Esperança virou uma questão quase política no caso de Francisco. No domingo (23), o arcebispo americano Timothy Dolan, conservador que participou da posse de Donald Trump, pediu orações pelo papa porque, em suas palavras, o pontífice estava moribundo e “muito, muito próximo da morte”. Dias depois, o arcebispo de Gênova, Angelo Bagnasco, respondeu sem citar o colega. “Não há razão para falarmos de renúncia nem de hipóteses. Seguimos rezando para que melhore e volte a seu ministério.”

O primeiro papa sul-americano da história é popular, progressista, dentro do que é possível para um pontífice, mas para o padre africano isso pouco interessa. “Cada papa é uma face particular da igreja em um momento específico. Cada um tem uma missão. Não posso dizer que um é melhor do que outro. Eles são representantes de Cristo, e temos apenas um Cristo”, diz.

Cristo se manifesta através dos diferentes papas, acrescenta. Qual seria então a intenção dele com Francisco? “Salvar almas. É a missão da igreja. Francisco, o Vigário de Cristo, foi escolhido com esse propósito.”
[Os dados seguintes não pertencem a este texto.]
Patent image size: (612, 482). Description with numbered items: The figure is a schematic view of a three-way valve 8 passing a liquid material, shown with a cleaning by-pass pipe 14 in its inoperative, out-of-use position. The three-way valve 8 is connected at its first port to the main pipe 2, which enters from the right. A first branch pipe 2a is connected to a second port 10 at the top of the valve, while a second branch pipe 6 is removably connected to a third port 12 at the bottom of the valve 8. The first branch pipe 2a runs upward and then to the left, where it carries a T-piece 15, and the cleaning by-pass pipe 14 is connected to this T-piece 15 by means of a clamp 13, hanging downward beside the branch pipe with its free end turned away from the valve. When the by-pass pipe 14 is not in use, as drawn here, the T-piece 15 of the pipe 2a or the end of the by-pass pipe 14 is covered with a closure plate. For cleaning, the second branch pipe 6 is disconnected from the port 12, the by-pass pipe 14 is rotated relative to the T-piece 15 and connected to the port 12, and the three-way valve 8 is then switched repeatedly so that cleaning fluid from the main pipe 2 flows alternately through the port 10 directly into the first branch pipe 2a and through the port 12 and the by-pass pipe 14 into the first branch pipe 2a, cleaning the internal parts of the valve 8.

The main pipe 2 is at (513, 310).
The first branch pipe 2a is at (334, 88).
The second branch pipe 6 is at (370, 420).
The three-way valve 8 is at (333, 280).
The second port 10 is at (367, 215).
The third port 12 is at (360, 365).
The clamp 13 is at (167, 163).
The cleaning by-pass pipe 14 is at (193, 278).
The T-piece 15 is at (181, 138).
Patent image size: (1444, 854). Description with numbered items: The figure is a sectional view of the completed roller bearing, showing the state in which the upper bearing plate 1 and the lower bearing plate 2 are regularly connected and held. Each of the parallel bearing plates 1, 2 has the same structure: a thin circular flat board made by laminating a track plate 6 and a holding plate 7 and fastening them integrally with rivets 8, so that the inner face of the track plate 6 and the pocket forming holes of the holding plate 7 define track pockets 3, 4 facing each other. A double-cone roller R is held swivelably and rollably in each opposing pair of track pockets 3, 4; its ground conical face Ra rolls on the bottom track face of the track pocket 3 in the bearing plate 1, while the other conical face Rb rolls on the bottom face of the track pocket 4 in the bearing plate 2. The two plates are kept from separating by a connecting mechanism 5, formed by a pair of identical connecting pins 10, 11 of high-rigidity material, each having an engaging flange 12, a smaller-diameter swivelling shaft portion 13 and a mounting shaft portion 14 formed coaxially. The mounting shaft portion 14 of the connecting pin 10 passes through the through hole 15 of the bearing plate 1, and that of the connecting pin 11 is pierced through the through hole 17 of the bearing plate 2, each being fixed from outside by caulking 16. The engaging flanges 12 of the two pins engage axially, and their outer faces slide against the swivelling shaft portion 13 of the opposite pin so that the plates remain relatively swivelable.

Ainda que divina, a escolha é feita por homens, cardeais. Dois deles foram os primeiros a presidir o Rosário. Na segunda-feira (24), o italiano Pietro Parolin, secretário de Estado do Vaticano, responsável pela administração da Igreja Católica. Na terça (25), o filipino Luis Antonio Tagle, pró-prefeito do dicastério (departamento) para a Evangelização.
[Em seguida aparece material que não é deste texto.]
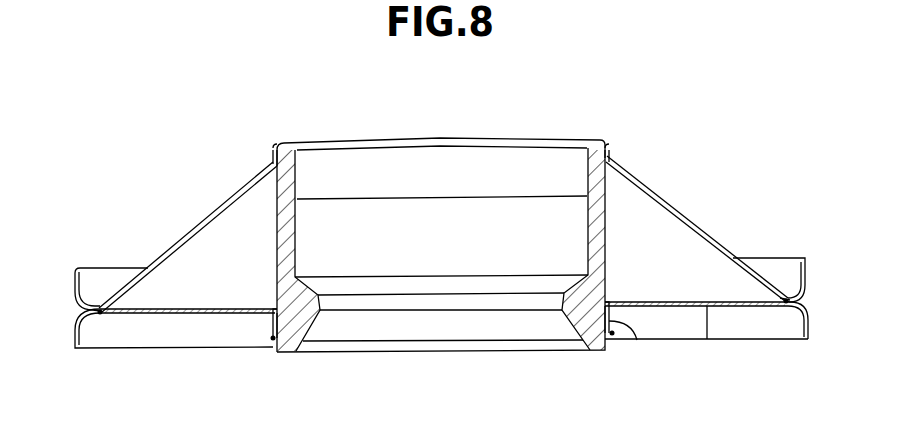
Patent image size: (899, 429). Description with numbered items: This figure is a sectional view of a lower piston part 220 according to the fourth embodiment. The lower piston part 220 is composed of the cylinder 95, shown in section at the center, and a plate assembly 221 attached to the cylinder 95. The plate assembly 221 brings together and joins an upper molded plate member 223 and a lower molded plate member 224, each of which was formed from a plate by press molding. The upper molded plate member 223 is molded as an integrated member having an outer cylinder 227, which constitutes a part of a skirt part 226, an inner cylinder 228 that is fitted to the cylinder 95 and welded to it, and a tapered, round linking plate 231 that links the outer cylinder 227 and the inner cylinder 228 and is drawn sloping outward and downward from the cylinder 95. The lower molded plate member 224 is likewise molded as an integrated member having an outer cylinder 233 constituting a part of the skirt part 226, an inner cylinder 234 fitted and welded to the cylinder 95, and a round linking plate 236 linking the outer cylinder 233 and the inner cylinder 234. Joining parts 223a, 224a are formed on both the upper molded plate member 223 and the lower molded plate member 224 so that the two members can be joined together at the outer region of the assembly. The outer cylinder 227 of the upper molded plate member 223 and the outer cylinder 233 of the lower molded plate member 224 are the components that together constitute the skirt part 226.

Não há uma ordem nas celebrações, diz o Vaticano, apesar de soar natural Parolin inaugurar a prática, que será diária até Francisco melhorar. Observadores, no entanto, veem nas entrelinhas um aceno da Santa Sé para o futuro.

Não faltam observadores nem entrelinhas no Vaticano. Nem menções a conclave, sendo que ninguém está falando do filme atualmente nos cinemas.

Ainda na terça, um decreto sobre canonizações foi divulgado após reunião na véspera de Francisco com Parolin e seu auxiliar, o arcebispo venezuelano Edgar Peña Parra. Um consistório, reunião de cardeais, foi marcado para oficializar as indicações, como de praxe, mas com data em aberto. A discussão na imprensa italiana é que, há exatos 12 anos, Bento 16 convocou um encontro para o mesmo fim e renunciou.

Em pouco mais de 40 minutos, a praça São Pedro medita sobre os outros quatro mistérios dolorosos, Jesus flagelado pelos soldados, com a coroa de espinhos, no calvário e crucificado. Roma especula se Bergoglio já se percebe na metáfora do cálice.